Le réseau dense de fret ferroviaire a joué un rôle très important dans la promotion de la coopération économique et commerciale entre la Chine et les pays européens.
Primo, les trains de fret Chine-Europe favorisent la formation de chaînes industrielles et d’approvisionnement plus solides entre les deux parties, ainsi qu’une coopération plus poussée en matière de capacités de production. Par exemple, ils ont transporté en Allemagne des pièces automobiles BMW et Mercedes-Benz produites par des entreprises de Wuhan pour des sociétés allemandes, puis ramené des véhicules fabriqués par celles-ci pour les vendre dans de nombreuses villes chinoises.
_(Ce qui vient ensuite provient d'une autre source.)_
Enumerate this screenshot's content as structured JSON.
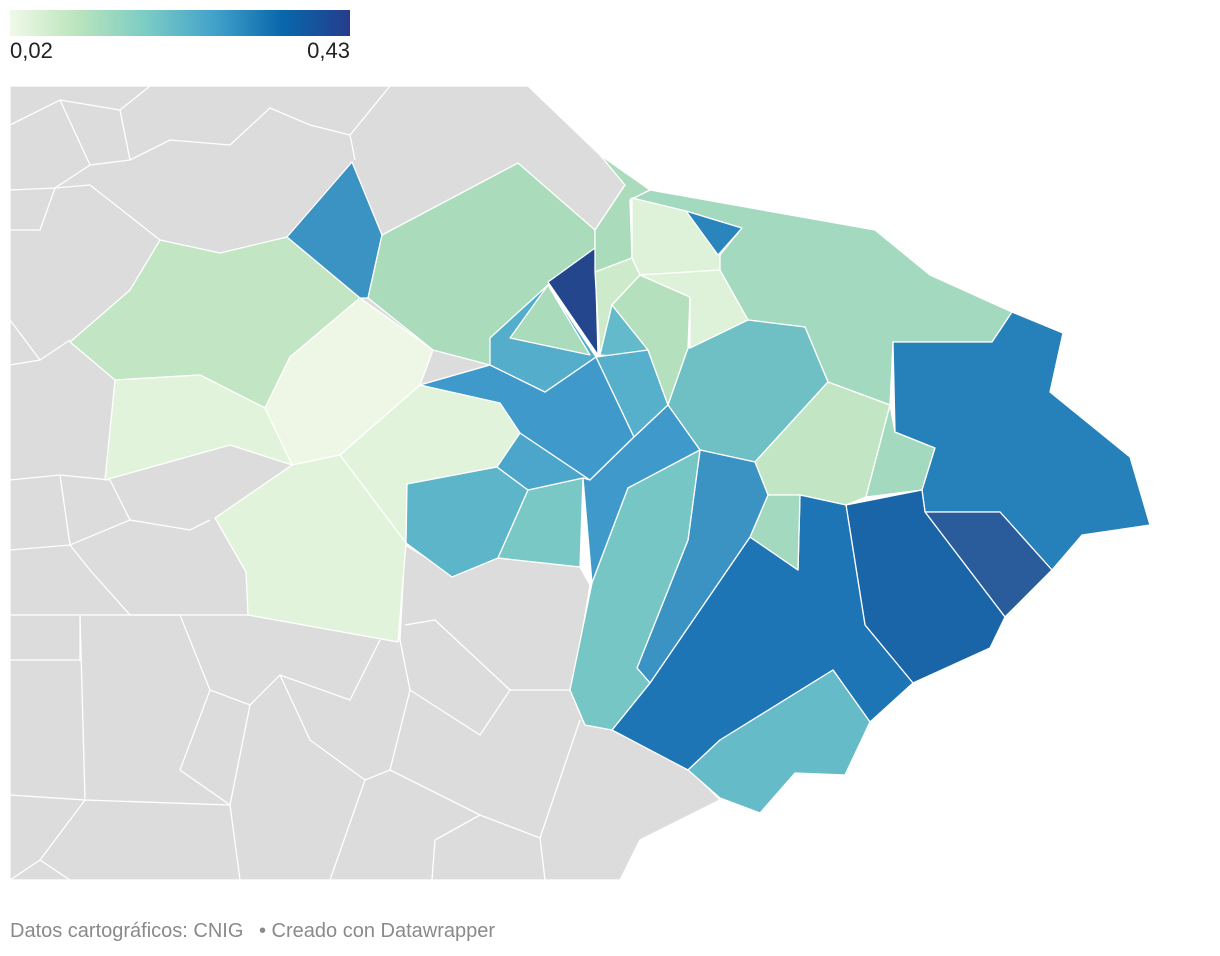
{
  "legend": {
    "min_label": "0,02",
    "max_label": "0,43",
    "min_value": 0.02,
    "max_value": 0.43,
    "gradient": [
      "#f0f9e8",
      "#bae4bc",
      "#7bccc4",
      "#43a2ca",
      "#0868ac",
      "#253d8b"
    ]
  },
  "colors": {
    "no_data": "#dcdcdc",
    "border": "#ffffff"
  },
  "footer": {
    "source": "Datos cartográficos: CNIG",
    "credit": "• Creado con Datawrapper"
  }
}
Ce faisant, une chaîne dans l’industrie automobile a été établie entre les deux pays. Outre les véhicules, des produits électroniques fabriqués par des sociétés chinoises sont également arrivés, de cette manière et en grande quantité, en Allemagne, en France, en Pologne, en République tchèque et dans d’autres pays européens, tandis que la Chine a acheté un grand nombre de produits électroniques à plus haute technicité en Allemagne et en France.
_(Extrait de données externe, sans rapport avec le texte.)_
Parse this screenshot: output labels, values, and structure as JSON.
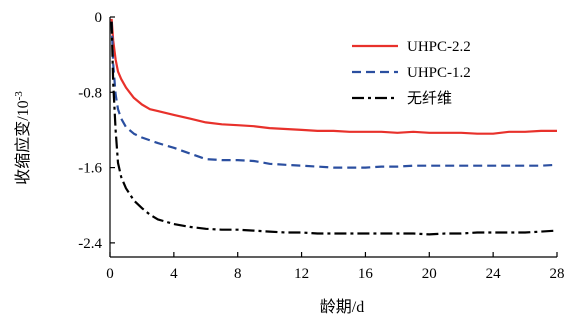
{
  "chart_data": {
    "type": "line",
    "xlabel": "龄期/d",
    "ylabel_main": "收缩应变/10",
    "ylabel_exponent": "-3",
    "xlim": [
      0,
      28
    ],
    "ylim": [
      -2.55,
      0
    ],
    "x_ticks": [
      0,
      4,
      8,
      12,
      16,
      20,
      24,
      28
    ],
    "x_tick_labels": [
      "0",
      "4",
      "8",
      "12",
      "16",
      "20",
      "24",
      "28"
    ],
    "y_ticks": [
      0,
      -0.8,
      -1.6,
      -2.4
    ],
    "y_tick_labels": [
      "0",
      "-0.8",
      "-1.6",
      "-2.4"
    ],
    "grid": false,
    "legend_position": "top-right",
    "series": [
      {
        "name": "UHPC-2.2",
        "color": "#e8312b",
        "dash": "solid",
        "x": [
          0.1,
          0.2,
          0.35,
          0.5,
          0.7,
          1,
          1.5,
          2,
          2.5,
          3,
          4,
          5,
          6,
          7,
          8,
          9,
          10,
          11,
          12,
          13,
          14,
          15,
          16,
          17,
          18,
          19,
          20,
          21,
          22,
          23,
          24,
          25,
          26,
          27,
          28
        ],
        "y": [
          -0.02,
          -0.25,
          -0.45,
          -0.58,
          -0.66,
          -0.75,
          -0.86,
          -0.93,
          -0.98,
          -1.0,
          -1.04,
          -1.08,
          -1.12,
          -1.14,
          -1.15,
          -1.16,
          -1.18,
          -1.19,
          -1.2,
          -1.21,
          -1.21,
          -1.22,
          -1.22,
          -1.22,
          -1.23,
          -1.22,
          -1.23,
          -1.23,
          -1.23,
          -1.24,
          -1.24,
          -1.22,
          -1.22,
          -1.21,
          -1.21
        ]
      },
      {
        "name": "UHPC-1.2",
        "color": "#2b4fa0",
        "dash": "dashed",
        "x": [
          0.1,
          0.2,
          0.35,
          0.5,
          0.7,
          1,
          1.5,
          2,
          2.5,
          3,
          4,
          5,
          6,
          7,
          8,
          9,
          10,
          11,
          12,
          13,
          14,
          15,
          16,
          17,
          18,
          19,
          20,
          21,
          22,
          23,
          24,
          25,
          26,
          27,
          28
        ],
        "y": [
          -0.05,
          -0.5,
          -0.82,
          -0.98,
          -1.08,
          -1.17,
          -1.24,
          -1.28,
          -1.31,
          -1.34,
          -1.39,
          -1.45,
          -1.51,
          -1.52,
          -1.52,
          -1.53,
          -1.56,
          -1.57,
          -1.58,
          -1.59,
          -1.6,
          -1.6,
          -1.6,
          -1.59,
          -1.59,
          -1.58,
          -1.58,
          -1.58,
          -1.58,
          -1.58,
          -1.58,
          -1.58,
          -1.58,
          -1.58,
          -1.57
        ]
      },
      {
        "name": "无纤维",
        "color": "#000000",
        "dash": "dashdot",
        "x": [
          0.1,
          0.2,
          0.35,
          0.5,
          0.7,
          1,
          1.5,
          2,
          2.5,
          3,
          4,
          5,
          6,
          7,
          8,
          9,
          10,
          11,
          12,
          13,
          14,
          15,
          16,
          17,
          18,
          19,
          20,
          21,
          22,
          23,
          24,
          25,
          26,
          27,
          28
        ],
        "y": [
          -0.05,
          -0.7,
          -1.2,
          -1.55,
          -1.7,
          -1.82,
          -1.95,
          -2.03,
          -2.1,
          -2.15,
          -2.2,
          -2.23,
          -2.25,
          -2.26,
          -2.26,
          -2.27,
          -2.28,
          -2.29,
          -2.29,
          -2.3,
          -2.3,
          -2.3,
          -2.3,
          -2.3,
          -2.3,
          -2.3,
          -2.31,
          -2.3,
          -2.3,
          -2.29,
          -2.29,
          -2.29,
          -2.29,
          -2.28,
          -2.27
        ]
      }
    ]
  }
}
Secundo, les trains de fret Chine-Europe profitent au commerce entre la Chine et l’Europe, et en fin de compte, les deux parties en bénéficient. Côté Europe, l’énorme marché chinois stimulera et favorisera à long terme la croissance des exportations européennes vers la Chine, tant pour les produits mécaniques et électriques, tels que les machines, les appareils mécaniques, les équipements électriques et les pièces de machines, que pour le matériel de logistique et de transport, comme les avions, les navires et les véhicules. Il ne faut pas oublier les produits chimiques, ainsi qu’un certain nombre de matières premières, les pièces et composants, les produits agricoles spéciaux et les produits d’élevage de haute qualité. Côté Chine, il est possible d’exporter des vêtements, des petits articles, de la nourriture et des fournitures médicales actuellement nécessaires pour l’Europe. Les trains de fret Chine- Europe peuvent aider les deux parties à faire fructifier davantage encore la coopération commerciale.
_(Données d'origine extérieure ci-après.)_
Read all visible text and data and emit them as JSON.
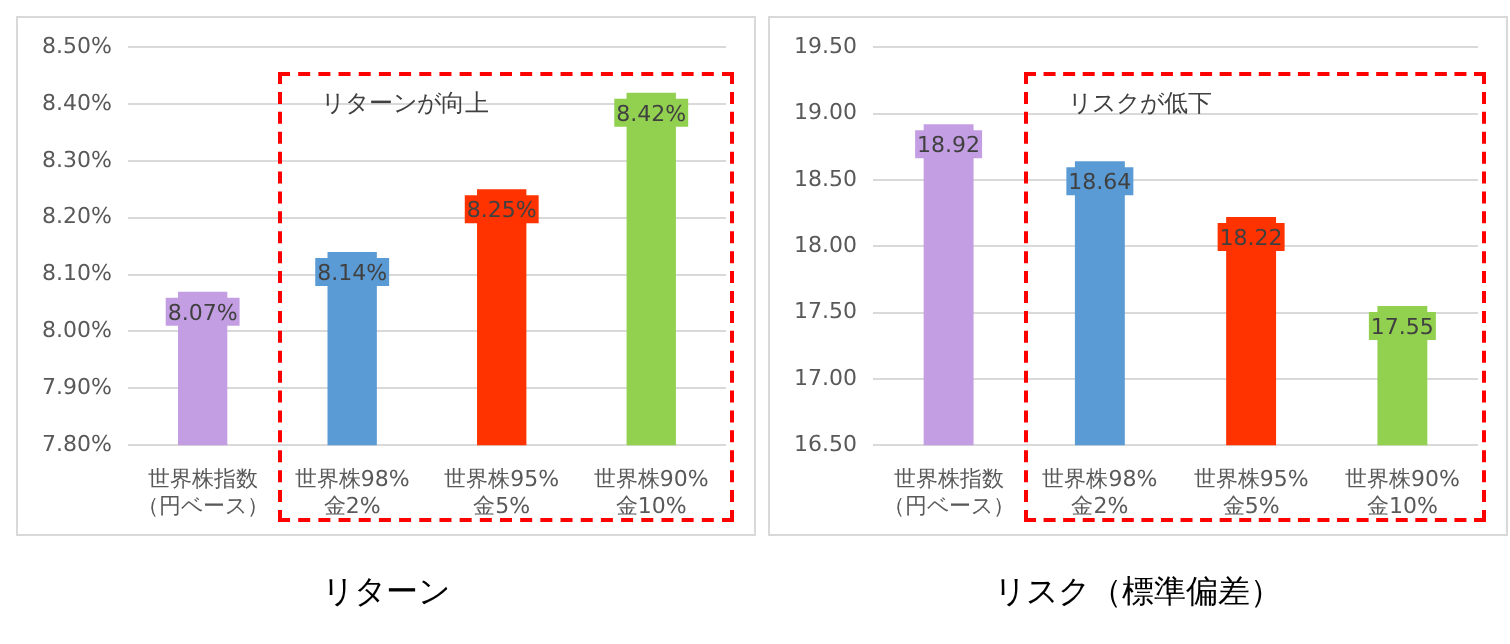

Enfin, les trains de fret Chine-Europe permettent également de tendre vers une meilleure coopération en matière d’investissements entre les deux parties. Ayant toujours maintenu un grand intérêt pour les investissements en Chine, l’Europe a massivement financé les secteurs qui possèdent un fort coefficient technique. Les retours financiers ont été très positifs. Cette approche concerne notamment l’industrie automobile et l’industrie chimique. Depuis 2008, les entreprises chinoises ont, de leur côté, commencé à accroître leurs investissements en Europe, lesquels ont atteint une certaine ampleur aujourd’hui. Il est à noter que la Chine et l’Europe ont déjà mené une coopération fructueuse dans le cadre de l’initiative « la Ceinture et la Route » et qu’elles ont renforcé leur confiance et leur compréhension dans la lutte commune contre l’épidémie. S’y ajoute le fait qu’elles sont parvenues à de bons consensus sur la préservation du multilatéralisme, de la mondialisation économique, du développement durable, du changement climatique, de la biodiversité…, si les négociations sur les accords d’investissements Chine-UE sont menées à bien comme prévu d’ici la fin de cette année, la croissance des investissements des deux côtés s’accélérera davantage.
Poursuivre l’expansion du transport de marchandises par des trains de fret Chine-Europe revêt une signification positive non négligeable pour encourager le développement rapide des pays européens et améliorer l’interconnexion entre les pays européens.